If you stay in the art business long enough you start to see patterns. I’ve been an exhibiting professional artist for decades and I enjoy tracking the methods of my artistic madness. In my last blog about making art fun I wrote about keeping it simple. Today I’ll share Step 2: Use What You Have on Hand.
Several years ago I was asked by the gallery owner of Bell Gallery, one of my, then, premier exhibition spaces, to create a work of art for herself and her boyfriend. They made a tipi to travel with and camp in during the summer. They planned to stitch the gallery artists’ paintings to their nomadic abode. Having very little time to focus on the task I used what was on hand. In my studio I found what I considered to be a scrap, a test cloth of photo-sensitized fabric. I quickly glued and sewed it onto a square of un-primed canvas, and drew directional lines to blend the borders. I then stamped fun symbols and wrote a short spontaneous sentiment with rubber letter stamps encircling the central image. Voilà! A work of art that was not premeditated, not drafted out, not sweated over. A work of art that seized what was on hand and let that momentum build the creative expression.
Darryl Norem, the gallery owner and Guenther Riess loved the painting. They were so happy with it that it never made it onto the tipi. They rigged it on two standing poles that flanked the door opening to their temporary home every time they put it up. Their actions surprised me at the time, because I thought I just threw the mixed-media artwork together. I was honored that they put my art in a place of recognition, yet I couldn’t see the value of it as much as they did. Looking back on the piece years later I now see the spunk and liveliness of the canvas. I appreciate what they saw then, a work of art with creativity, heart and soul. Something that delights and intrigues the viewer. This was a lesson for me. What I thought was just a quick creation was actually something of far greater worth than I realized.
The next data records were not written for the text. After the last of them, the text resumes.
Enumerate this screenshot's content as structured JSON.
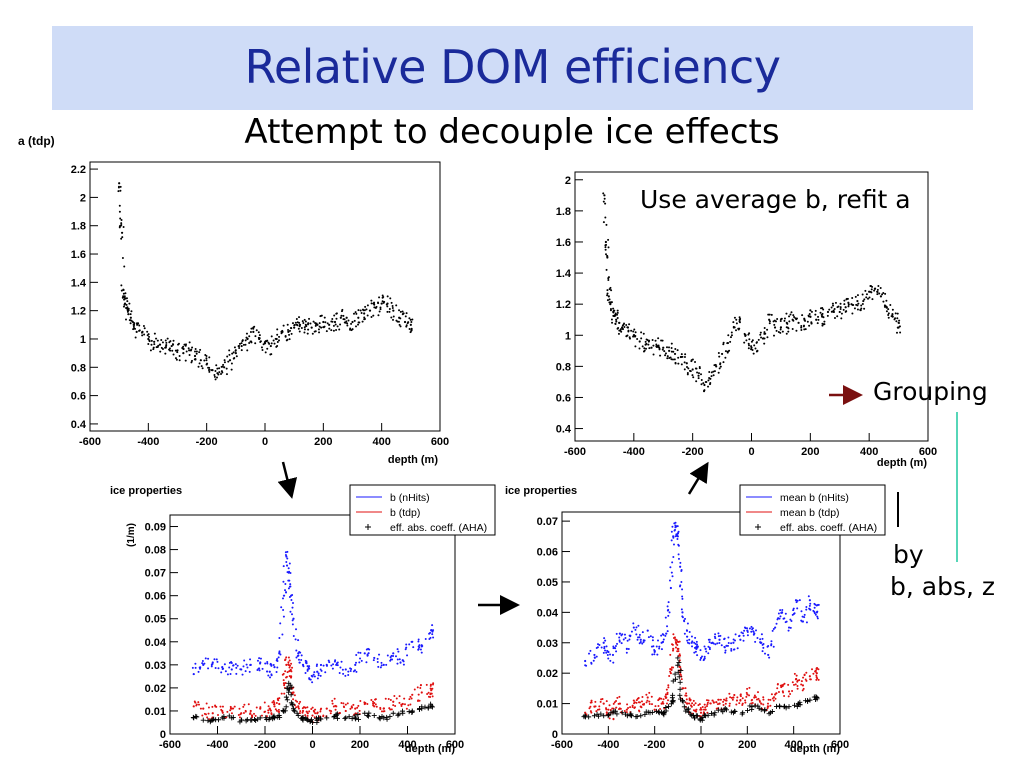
{
  "slide": {
    "title": "Relative DOM efficiency",
    "subtitle": "Attempt to decouple ice effects",
    "note_average": "Use average b, refit a",
    "note_grouping": "Grouping",
    "note_by": "by",
    "note_by2": "b, abs, z",
    "colors": {
      "title": "#1a2a9a",
      "title_bg": "#cfdcf7",
      "arrow_red": "#7a1010",
      "line_teal": "#1ec9a0"
    }
  },
  "chart_data": [
    {
      "id": "a-tdp",
      "type": "scatter",
      "title": "a (tdp)",
      "xlabel": "depth (m)",
      "xlim": [
        -600,
        600
      ],
      "ylim": [
        0.35,
        2.25
      ],
      "xticks": [
        -600,
        -400,
        -200,
        0,
        200,
        400,
        600
      ],
      "yticks": [
        0.4,
        0.6,
        0.8,
        1,
        1.2,
        1.4,
        1.6,
        1.8,
        2,
        2.2
      ],
      "series": [
        {
          "color": "#000000",
          "x": [
            -500,
            -495,
            -490,
            -485,
            -480,
            -470,
            -460,
            -450,
            -440,
            -420,
            -400,
            -380,
            -360,
            -340,
            -320,
            -300,
            -280,
            -260,
            -240,
            -220,
            -200,
            -180,
            -160,
            -140,
            -120,
            -100,
            -80,
            -60,
            -40,
            -20,
            0,
            20,
            40,
            60,
            80,
            100,
            120,
            140,
            160,
            180,
            200,
            220,
            240,
            260,
            280,
            300,
            320,
            340,
            360,
            380,
            400,
            420,
            440,
            460,
            480,
            500
          ],
          "y": [
            2.1,
            1.8,
            1.75,
            1.3,
            1.25,
            1.2,
            1.15,
            1.1,
            1.05,
            1.05,
            1.0,
            0.98,
            0.96,
            0.94,
            0.95,
            0.92,
            0.9,
            0.92,
            0.88,
            0.85,
            0.82,
            0.78,
            0.75,
            0.8,
            0.85,
            0.9,
            0.95,
            1.0,
            1.05,
            1.0,
            0.97,
            0.95,
            1.0,
            1.05,
            1.05,
            1.08,
            1.1,
            1.1,
            1.08,
            1.1,
            1.12,
            1.1,
            1.12,
            1.15,
            1.15,
            1.12,
            1.15,
            1.18,
            1.2,
            1.22,
            1.25,
            1.25,
            1.2,
            1.15,
            1.12,
            1.1
          ]
        }
      ]
    },
    {
      "id": "a-refit",
      "type": "scatter",
      "title": "",
      "xlabel": "depth (m)",
      "xlim": [
        -600,
        600
      ],
      "ylim": [
        0.32,
        2.05
      ],
      "xticks": [
        -600,
        -400,
        -200,
        0,
        200,
        400,
        600
      ],
      "yticks": [
        0.4,
        0.6,
        0.8,
        1,
        1.2,
        1.4,
        1.6,
        1.8,
        2
      ],
      "series": [
        {
          "color": "#000000",
          "x": [
            -500,
            -495,
            -490,
            -485,
            -480,
            -470,
            -460,
            -450,
            -440,
            -420,
            -400,
            -380,
            -360,
            -340,
            -320,
            -300,
            -280,
            -260,
            -240,
            -220,
            -200,
            -180,
            -160,
            -140,
            -120,
            -100,
            -80,
            -60,
            -40,
            -20,
            0,
            20,
            40,
            60,
            80,
            100,
            120,
            140,
            160,
            180,
            200,
            220,
            240,
            260,
            280,
            300,
            320,
            340,
            360,
            380,
            400,
            420,
            440,
            460,
            480,
            500
          ],
          "y": [
            1.9,
            1.6,
            1.5,
            1.25,
            1.2,
            1.15,
            1.1,
            1.08,
            1.05,
            1.05,
            1.0,
            0.96,
            0.94,
            0.92,
            0.93,
            0.92,
            0.9,
            0.88,
            0.86,
            0.82,
            0.78,
            0.74,
            0.68,
            0.72,
            0.8,
            0.88,
            0.95,
            1.05,
            1.1,
            1.0,
            0.92,
            0.9,
            0.98,
            1.1,
            1.05,
            1.05,
            1.08,
            1.1,
            1.08,
            1.1,
            1.12,
            1.1,
            1.12,
            1.15,
            1.15,
            1.15,
            1.18,
            1.2,
            1.22,
            1.22,
            1.28,
            1.3,
            1.25,
            1.18,
            1.12,
            1.05
          ]
        }
      ]
    },
    {
      "id": "ice-raw",
      "type": "scatter",
      "title": "ice properties",
      "ylabel": "(1/m)",
      "xlabel": "depth (m)",
      "xlim": [
        -600,
        600
      ],
      "ylim": [
        0,
        0.095
      ],
      "xticks": [
        -600,
        -400,
        -200,
        0,
        200,
        400,
        600
      ],
      "yticks": [
        0,
        0.01,
        0.02,
        0.03,
        0.04,
        0.05,
        0.06,
        0.07,
        0.08,
        0.09
      ],
      "series": [
        {
          "name": "b (nHits)",
          "color": "#1a1aff",
          "x": [
            -500,
            -460,
            -420,
            -380,
            -340,
            -300,
            -260,
            -220,
            -180,
            -160,
            -140,
            -120,
            -110,
            -100,
            -90,
            -80,
            -60,
            -40,
            -20,
            0,
            20,
            60,
            100,
            140,
            180,
            220,
            260,
            300,
            340,
            380,
            420,
            460,
            500
          ],
          "y": [
            0.026,
            0.03,
            0.031,
            0.029,
            0.028,
            0.028,
            0.03,
            0.031,
            0.027,
            0.029,
            0.035,
            0.06,
            0.077,
            0.07,
            0.06,
            0.05,
            0.035,
            0.03,
            0.028,
            0.025,
            0.027,
            0.03,
            0.03,
            0.028,
            0.03,
            0.035,
            0.033,
            0.03,
            0.035,
            0.032,
            0.04,
            0.038,
            0.045
          ]
        },
        {
          "name": "b (tdp)",
          "color": "#e01010",
          "x": [
            -500,
            -460,
            -420,
            -380,
            -340,
            -300,
            -260,
            -220,
            -180,
            -160,
            -140,
            -120,
            -110,
            -100,
            -90,
            -80,
            -60,
            -40,
            -20,
            0,
            20,
            60,
            100,
            140,
            180,
            220,
            260,
            300,
            340,
            380,
            420,
            460,
            500
          ],
          "y": [
            0.012,
            0.011,
            0.009,
            0.01,
            0.011,
            0.009,
            0.01,
            0.011,
            0.011,
            0.012,
            0.013,
            0.022,
            0.03,
            0.03,
            0.025,
            0.018,
            0.012,
            0.01,
            0.009,
            0.008,
            0.009,
            0.011,
            0.012,
            0.01,
            0.011,
            0.013,
            0.012,
            0.011,
            0.014,
            0.013,
            0.017,
            0.018,
            0.019
          ]
        },
        {
          "name": "eff. abs. coeff. (AHA)",
          "color": "#000000",
          "marker": "+",
          "x": [
            -500,
            -460,
            -420,
            -380,
            -340,
            -300,
            -260,
            -220,
            -180,
            -160,
            -140,
            -120,
            -110,
            -100,
            -90,
            -80,
            -60,
            -40,
            -20,
            0,
            20,
            60,
            100,
            140,
            180,
            220,
            260,
            300,
            340,
            380,
            420,
            460,
            500
          ],
          "y": [
            0.007,
            0.006,
            0.006,
            0.007,
            0.007,
            0.006,
            0.006,
            0.007,
            0.007,
            0.007,
            0.008,
            0.01,
            0.016,
            0.022,
            0.017,
            0.011,
            0.008,
            0.006,
            0.006,
            0.005,
            0.006,
            0.007,
            0.008,
            0.007,
            0.007,
            0.009,
            0.008,
            0.007,
            0.009,
            0.009,
            0.01,
            0.011,
            0.012
          ]
        }
      ]
    },
    {
      "id": "ice-mean",
      "type": "scatter",
      "title": "ice properties",
      "ylabel": "",
      "xlabel": "depth (m)",
      "xlim": [
        -600,
        600
      ],
      "ylim": [
        0,
        0.073
      ],
      "xticks": [
        -600,
        -400,
        -200,
        0,
        200,
        400,
        600
      ],
      "yticks": [
        0,
        0.01,
        0.02,
        0.03,
        0.04,
        0.05,
        0.06,
        0.07
      ],
      "series": [
        {
          "name": "mean b (nHits)",
          "color": "#1a1aff",
          "x": [
            -500,
            -460,
            -420,
            -400,
            -380,
            -350,
            -320,
            -290,
            -260,
            -230,
            -200,
            -170,
            -150,
            -130,
            -120,
            -110,
            -100,
            -90,
            -80,
            -60,
            -40,
            -20,
            0,
            20,
            50,
            80,
            110,
            140,
            170,
            200,
            230,
            260,
            290,
            320,
            350,
            380,
            410,
            440,
            470,
            500
          ],
          "y": [
            0.024,
            0.026,
            0.03,
            0.027,
            0.026,
            0.033,
            0.028,
            0.035,
            0.031,
            0.034,
            0.027,
            0.03,
            0.033,
            0.048,
            0.065,
            0.068,
            0.065,
            0.055,
            0.04,
            0.032,
            0.03,
            0.028,
            0.025,
            0.028,
            0.03,
            0.031,
            0.029,
            0.03,
            0.031,
            0.034,
            0.033,
            0.03,
            0.026,
            0.035,
            0.04,
            0.035,
            0.044,
            0.037,
            0.044,
            0.04
          ]
        },
        {
          "name": "mean b (tdp)",
          "color": "#e01010",
          "x": [
            -500,
            -460,
            -420,
            -400,
            -380,
            -350,
            -320,
            -290,
            -260,
            -230,
            -200,
            -170,
            -150,
            -130,
            -120,
            -110,
            -100,
            -90,
            -80,
            -60,
            -40,
            -20,
            0,
            20,
            50,
            80,
            110,
            140,
            170,
            200,
            230,
            260,
            290,
            320,
            350,
            380,
            410,
            440,
            470,
            500
          ],
          "y": [
            0.007,
            0.009,
            0.01,
            0.008,
            0.007,
            0.01,
            0.008,
            0.011,
            0.009,
            0.012,
            0.008,
            0.01,
            0.012,
            0.02,
            0.028,
            0.031,
            0.028,
            0.022,
            0.015,
            0.01,
            0.009,
            0.008,
            0.007,
            0.008,
            0.011,
            0.01,
            0.011,
            0.012,
            0.011,
            0.013,
            0.012,
            0.01,
            0.009,
            0.013,
            0.016,
            0.014,
            0.018,
            0.016,
            0.019,
            0.02
          ]
        },
        {
          "name": "eff. abs. coeff. (AHA)",
          "color": "#000000",
          "marker": "+",
          "x": [
            -500,
            -460,
            -420,
            -380,
            -340,
            -300,
            -260,
            -220,
            -180,
            -160,
            -140,
            -120,
            -110,
            -100,
            -90,
            -80,
            -60,
            -40,
            -20,
            0,
            20,
            60,
            100,
            140,
            180,
            220,
            260,
            300,
            340,
            380,
            420,
            460,
            500
          ],
          "y": [
            0.006,
            0.006,
            0.006,
            0.007,
            0.007,
            0.006,
            0.006,
            0.007,
            0.007,
            0.007,
            0.009,
            0.011,
            0.018,
            0.025,
            0.017,
            0.011,
            0.008,
            0.006,
            0.006,
            0.005,
            0.006,
            0.007,
            0.008,
            0.007,
            0.007,
            0.009,
            0.008,
            0.007,
            0.009,
            0.009,
            0.01,
            0.011,
            0.012
          ]
        }
      ]
    }
  ]
}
Fast forward to 2012 and 2013, when I had fun with art and participated in the world tour of artists’ sketchbooks called The Sketchbook Project. In both years I followed Step #2, had a ball and completed the projects on deadline. The pattern is that when pressed for time, what I create right out of the gate by using what’s at hand, without my ego getting in the way, makes the best art.
Creativity and wellness message for today: Cage your inner critic and use something on hand to ignite your creative spark.